# 2011 Cruze - No Audio/Radio/Screen Black



## krazykurty (Mar 19, 2020)

Hey guys,

I have a 2011 Cruze and have owned it just under 2 years. No issues until a couple months ago when all of a sudden my radio and screen stopped working, and no audio when turn signals are on. 

I had the issues for a couple weeks, then the weather warmed up here in Canada, and the problem went away for a week before the cold returned and so did the issue. This is my second winter with the vehicle and first time seeing this problem. I was driving to work today and the radio screen decided to flash on and off a few times but remained off.
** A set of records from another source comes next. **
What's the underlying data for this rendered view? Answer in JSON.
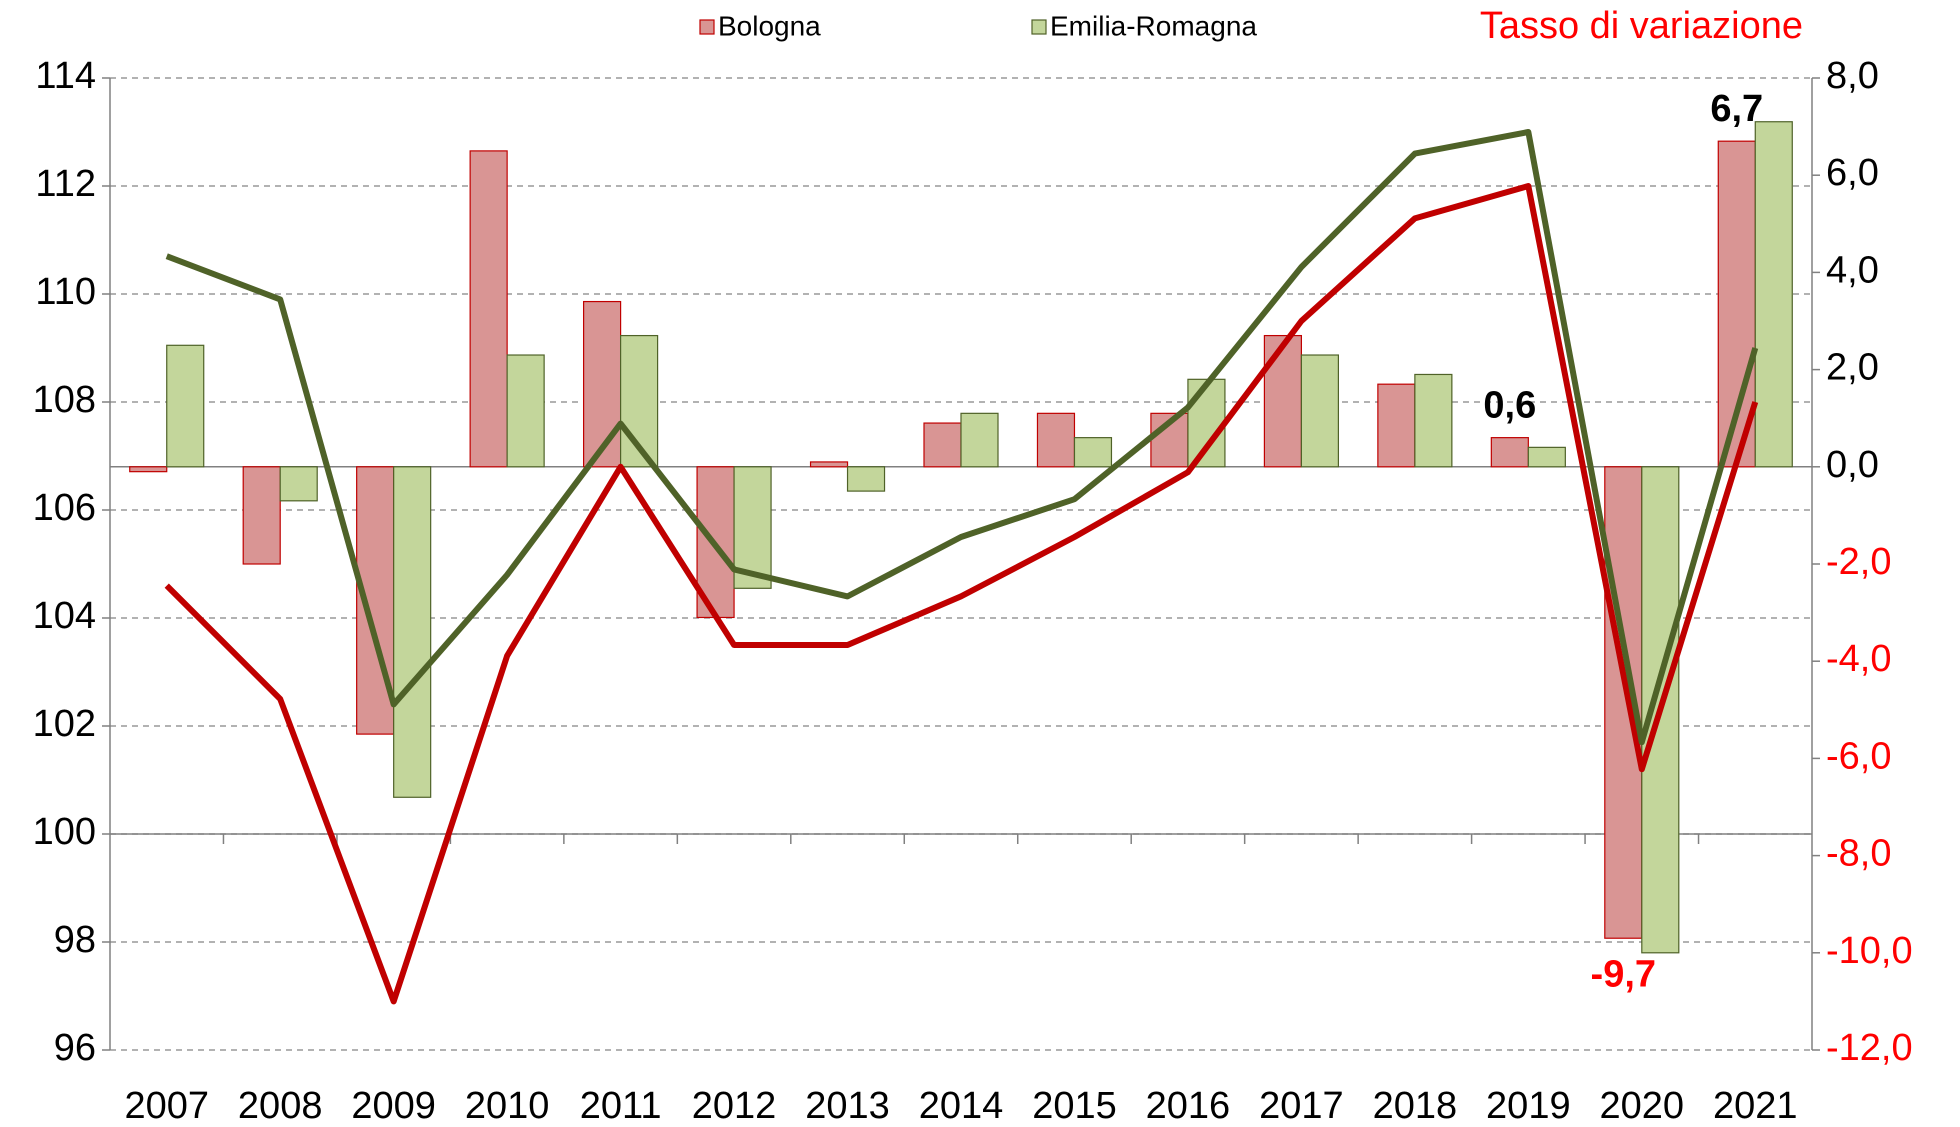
{
  "chart_data": {
    "type": "bar_line",
    "annotation": "Tasso di variazione",
    "categories": [
      "2007",
      "2008",
      "2009",
      "2010",
      "2011",
      "2012",
      "2013",
      "2014",
      "2015",
      "2016",
      "2017",
      "2018",
      "2019",
      "2020",
      "2021"
    ],
    "series": [
      {
        "name": "Bologna",
        "color": "#d99594",
        "edge": "#c00000",
        "axis": "y2",
        "values": [
          -0.1,
          -2.0,
          -5.5,
          6.5,
          3.4,
          -3.1,
          0.1,
          0.9,
          1.1,
          1.1,
          2.7,
          1.7,
          0.6,
          -9.7,
          6.7
        ],
        "value_labels": [
          null,
          null,
          null,
          null,
          null,
          null,
          null,
          null,
          null,
          null,
          null,
          null,
          "0,6",
          "-9,7",
          "6,7"
        ]
      },
      {
        "name": "Emilia-Romagna",
        "color": "#c3d69b",
        "edge": "#4f6228",
        "axis": "y2",
        "values": [
          2.5,
          -0.7,
          -6.8,
          2.3,
          2.7,
          -2.5,
          -0.5,
          1.1,
          0.6,
          1.8,
          2.3,
          1.9,
          0.4,
          -10.0,
          7.1
        ]
      }
    ],
    "lines": [
      {
        "color": "#c00000",
        "values": [
          104.6,
          102.5,
          96.9,
          103.3,
          106.8,
          103.5,
          103.5,
          104.4,
          105.5,
          106.7,
          109.5,
          111.4,
          112.0,
          101.2,
          108.0
        ]
      },
      {
        "color": "#4f6228",
        "values": [
          110.7,
          109.9,
          102.4,
          104.8,
          107.6,
          104.9,
          104.4,
          105.5,
          106.2,
          107.9,
          110.5,
          112.6,
          113.0,
          101.7,
          109.0
        ]
      }
    ],
    "ylim": [
      96,
      114
    ],
    "yticks": [
      96,
      98,
      100,
      102,
      104,
      106,
      108,
      110,
      112,
      114
    ],
    "y2lim": [
      -12,
      8
    ],
    "y2ticks": [
      {
        "value": -12,
        "label": "-12,0"
      },
      {
        "value": -10,
        "label": "-10,0"
      },
      {
        "value": -8,
        "label": "-8,0"
      },
      {
        "value": -6,
        "label": "-6,0"
      },
      {
        "value": -4,
        "label": "-4,0"
      },
      {
        "value": -2,
        "label": "-2,0"
      },
      {
        "value": 0,
        "label": "0,0"
      },
      {
        "value": 2,
        "label": "2,0"
      },
      {
        "value": 4,
        "label": "4,0"
      },
      {
        "value": 6,
        "label": "6,0"
      },
      {
        "value": 8,
        "label": "8,0"
      }
    ],
    "xaxis_crossing": 100,
    "grid": true,
    "negative_color": "#ff0000"
  }
}
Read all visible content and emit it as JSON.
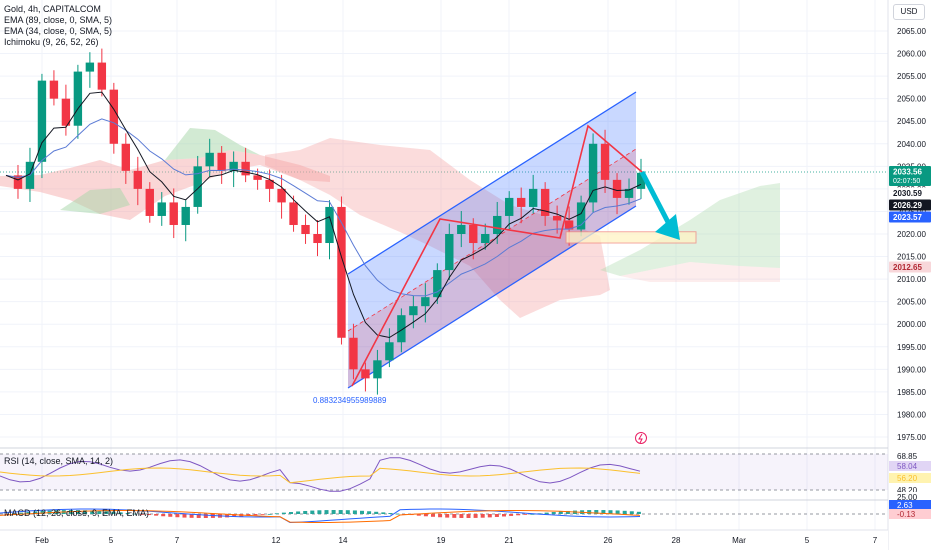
{
  "header": {
    "title": "Gold, 4h, CAPITALCOM",
    "indicators": [
      "EMA (89, close, 0, SMA, 5)",
      "EMA (34, close, 0, SMA, 5)",
      "Ichimoku (9, 26, 52, 26)"
    ],
    "currency": "USD"
  },
  "price_axis": {
    "ticks": [
      "2065.00",
      "2060.00",
      "2055.00",
      "2050.00",
      "2045.00",
      "2040.00",
      "2035.00",
      "2030.00",
      "2025.00",
      "2020.00",
      "2015.00",
      "2010.00",
      "2005.00",
      "2000.00",
      "1995.00",
      "1990.00",
      "1985.00",
      "1980.00",
      "1975.00"
    ],
    "tick_values": [
      2065,
      2060,
      2055,
      2050,
      2045,
      2040,
      2035,
      2030,
      2025,
      2020,
      2015,
      2010,
      2005,
      2000,
      1995,
      1990,
      1985,
      1980,
      1975
    ]
  },
  "badges": [
    {
      "label": "2033.56",
      "sub": "02:07:50",
      "value": 2033.56,
      "bg": "#089981",
      "fg": "#ffffff"
    },
    {
      "label": "2030.59",
      "value": 2030.59,
      "bg": "#ffffff",
      "fg": "#131722"
    },
    {
      "label": "2026.29",
      "value": 2026.29,
      "bg": "#131722",
      "fg": "#ffffff"
    },
    {
      "label": "2023.57",
      "value": 2023.57,
      "bg": "#2962ff",
      "fg": "#ffffff"
    },
    {
      "label": "2012.65",
      "value": 2012.65,
      "bg": "#f8d7da",
      "fg": "#b22833"
    }
  ],
  "time_axis": [
    "Feb",
    "5",
    "7",
    "12",
    "14",
    "19",
    "21",
    "26",
    "28",
    "Mar",
    "5",
    "7"
  ],
  "annotation_text": "0.883234955989889",
  "rsi": {
    "legend": "RSI (14, close, SMA, 14, 2)",
    "levels": [
      "68.85",
      "58.04",
      "56.20",
      "48.20"
    ],
    "level_colors": [
      "#131722",
      "#7e57c2",
      "#fbc02d",
      "#131722"
    ]
  },
  "macd": {
    "legend": "MACD (12, 26, close, 9, EMA, EMA)",
    "levels": [
      "25.00",
      "2.63",
      "-0.13"
    ]
  },
  "chart_data": {
    "type": "candlestick",
    "title": "Gold, 4h, CAPITALCOM",
    "ylim": [
      1973,
      2068
    ],
    "last_price": 2033.56,
    "close_series": [
      2033,
      2030,
      2036,
      2054,
      2050,
      2044,
      2056,
      2058,
      2052,
      2040,
      2034,
      2030,
      2024,
      2027,
      2022,
      2026,
      2035,
      2038,
      2034,
      2036,
      2033,
      2032,
      2030,
      2027,
      2022,
      2020,
      2018,
      2026,
      1997,
      1990,
      1988,
      1992,
      1996,
      2002,
      2004,
      2006,
      2012,
      2020,
      2022,
      2018,
      2020,
      2024,
      2028,
      2026,
      2030,
      2024,
      2023,
      2021,
      2027,
      2040,
      2032,
      2028,
      2030,
      2033.56
    ],
    "channel": {
      "lower": [
        [
          0,
          1986
        ],
        [
          1,
          2024
        ]
      ],
      "upper": [
        [
          0,
          2011
        ],
        [
          1,
          2052
        ]
      ]
    },
    "target_box": [
      2018,
      2020.5
    ],
    "colors": {
      "up": "#089981",
      "down": "#f23645",
      "ema89": "#5b7bd5",
      "ema34": "#131722",
      "cloud_bull": "#a5d6a7",
      "cloud_bear": "#f5a3a3",
      "channel": "#2962ff",
      "arrow": "#00bcd4"
    }
  }
}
I have checked every single fuse and found no issues. I have checked and cleaned all my ground connections and recently just changed the negative battery cable and still the problem persists. 

Any recommendations?? 

I'm going to try and reset the memory and see if that helps.


----------



## Blasirl (Mar 31, 2015)

krazykurty said:


> Hey guys,
> 
> I have a 2011 Cruze and have owned it just under 2 years. No issues until a couple months ago when all of a sudden my radio and screen stopped working, and no audio when turn signals are on.
> 
> ...


Welcome Aboard!

It sounds like a power supply issue. Sometimes the connections under/in between the fuse box, the portion that needs to be removed when the battery is changed, can start to corrode. I am not saying this is the issue, but it is a distinct possibility. That might be the cause of intermittent power. You could read at the fuse in the cabin to see if power is there before tearing it apart though.


----------